The columns are labelled by the index of the sample point (we need to
do this as otherwise the column labels get confused): since
Monitor
samples each experiment at the time time points, we
could instead use the experimental times as column labels if we
wanted. by changing the renaming. But there’s a problem: although all
the samples happen at the same times, some experimental runs are
longer than others. We therefore need to extract the sample points of
the longest experimental run, and use these as column
labels. Shorter runs will then get NaN
(“not a number”) values for
times that they didn’t sample, and this won’t affect any statistics we
compute later. The incantation to do this is:
ts = df.loc[(df[Monitor.OBSERVATIONS].apply(len) == df[Monitor.OBSERVATIONS].apply(len).max())].iloc[0][Monitor.OBSERVATIONS]
(The outer df.loc[]
extracts all the rows for which the length of
the Monitor.OBSERVATIONS
column matches the maximum length,
and then uses .iloc[0]
to extract the first such row – there might be
several, but by definition they’ll all be the same – and returns its
values.) We can use these for renaming if we want to:
infecteds = DataFrame(tss.values.tolist(), columns=ts)
We’ll also use this time series for the x-axis ticks on the plot.
Putting it all together we can, for example, generate a plot of the
means and error bars of the size of a compartment over time, taken
across a range of experiments.

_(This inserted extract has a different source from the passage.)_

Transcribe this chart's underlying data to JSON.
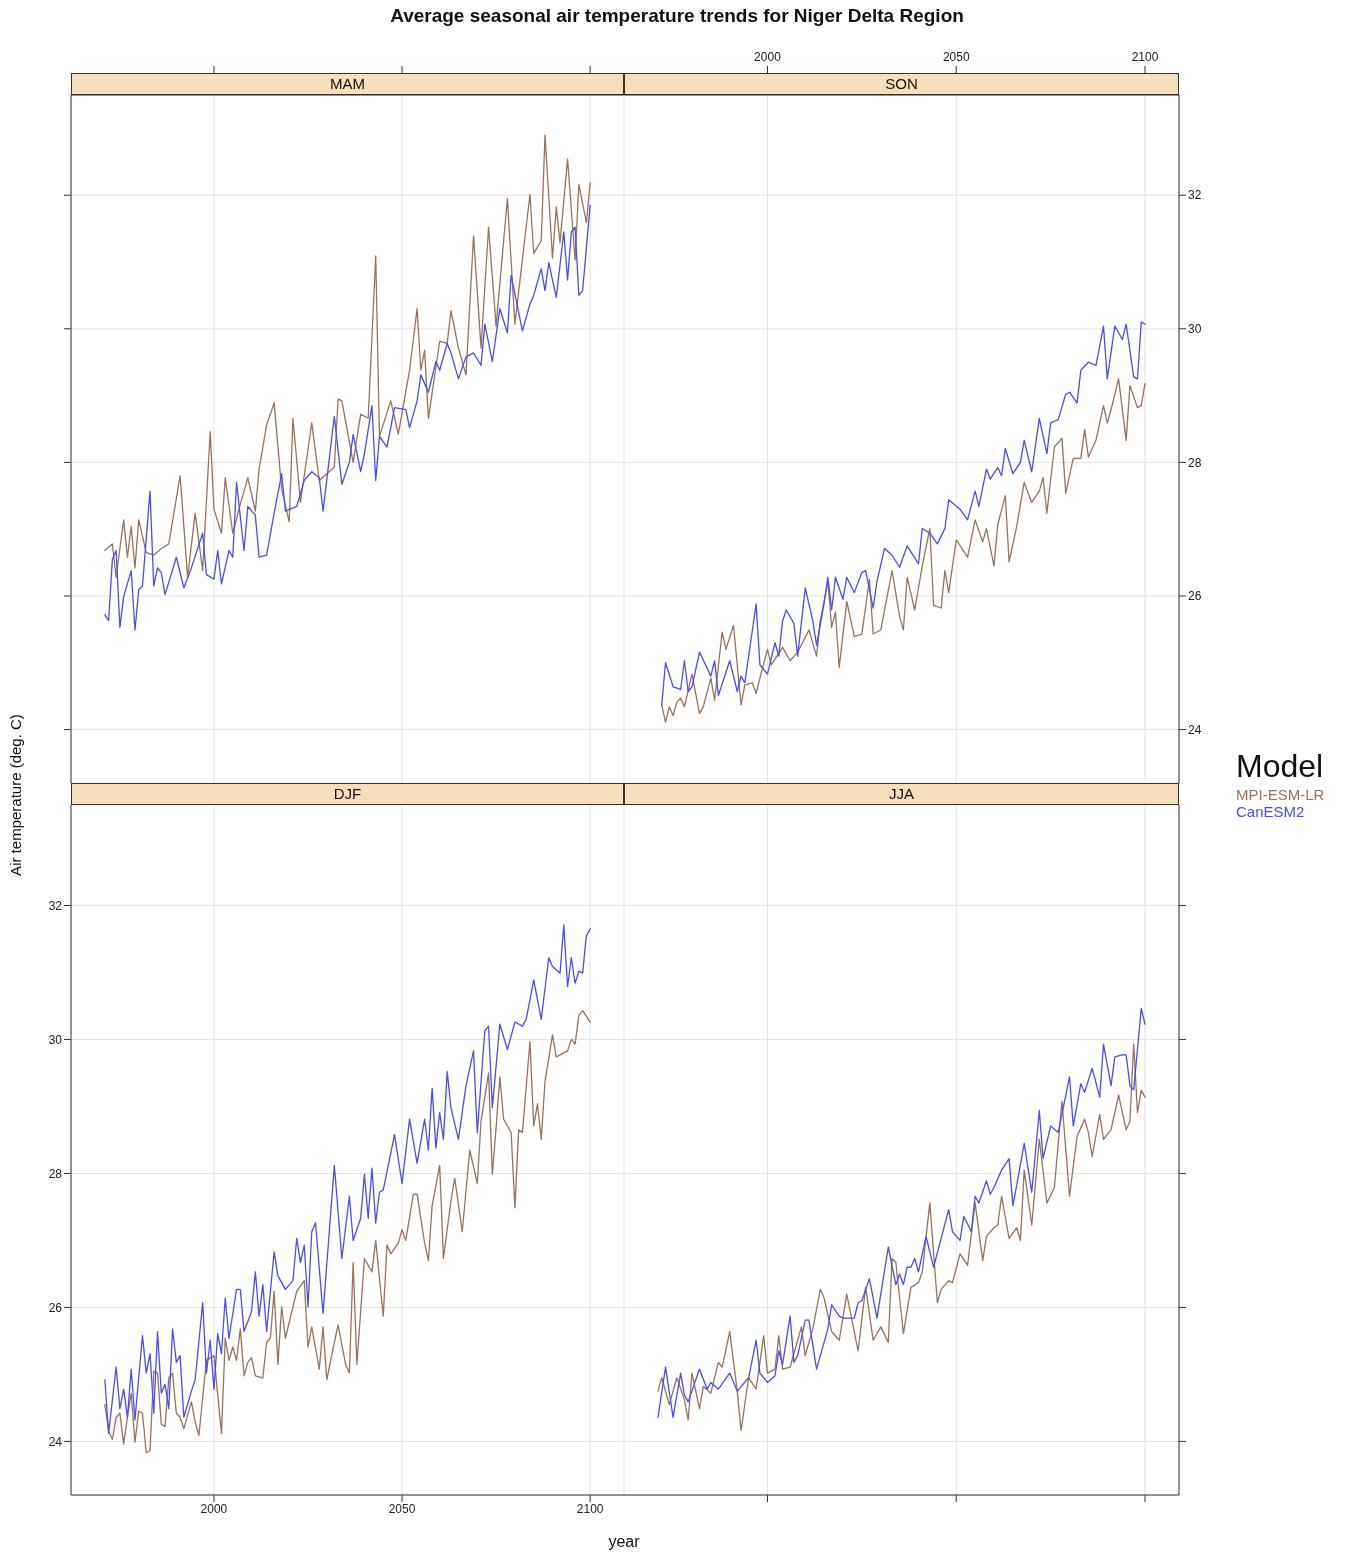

We’ll create this plot across a short
range and space-out the samples to make a clearer plot, and use
seaborn
to tweak the presentation style.
import matplotlib
import matplotlib.pyplot as plt
import seaborn
matplotlib.style.use('seaborn')
fig = plt.figure(figsize=(7, 5))
maxt = 5000
step = 200
df = lab.dataframe()
ts = df.loc[(df[Monitor.OBSERVATIONS].apply(len) == df[Monitor.OBSERVATIONS].apply(len).max())].iloc[0][Monitor.OBSERVATIONS]
infecteds = DataFrame(df[Monitor.timeSeriesForLocus(SIR.INFECTED)].values.tolist()).rename(columns=lambda i: ts[i])
# compute the mean and standard error of the time series using pandas
infectedMeans = list(infecteds.mean())
infectedErrors = list(infecteds.std())
# plot the mean with error bars
plt.errorbar(ts[:maxt:step], [I / N for I in infectedMeans[:maxt:step]],
yerr=[e / N for e in infectedErrors[:maxt:step]],
color='blue', marker='.',
ecolor='red', capsize=2)
plt.ylabel('$I(t)$')
plt.xlabel('$t$')
plt.title(f'Mean infected fraction of population over time (with error bars)\n$(N = {N}, \\langle k \\rangle = {kmean})$')
_ = plt.show()
This is just one choice of plotting style, of course: some people prefer to plot the raw data rather than just summary statistics. We can do this too, using the raw exploded data as well as the summaries:
fig = plt.figure(figsize=(7, 5))
# plot the raw data time series
for i in range(len(infecteds)):
cs = list(infecteds.iloc[i])
plt.scatter(ts[:maxt:step], [I / N for I in cs[:maxt:step]],
color='lightblue', marker='.', # raw data in a light shade
label='raw' if i == 0 else None) # only one label for all the raw plots
# plot the mean on top
plt.plot(ts[:maxt:step], [I / N for I in infectedMeans[:maxt:step]],
color='blue', marker='.', # mean in a darker shade
label='mean')
plt.ylabel('$I(t)$')
plt.xlabel('$t$')
plt.title(f'Mean infected fraction of population over time (with raw data)\n$(N = {N}, \\langle k \\rangle = {kmean})$')
_ = plt.show()
This has the advantage of showing any outliers in the raw data that the summary statistics will mask. This can be important when interpreting the data.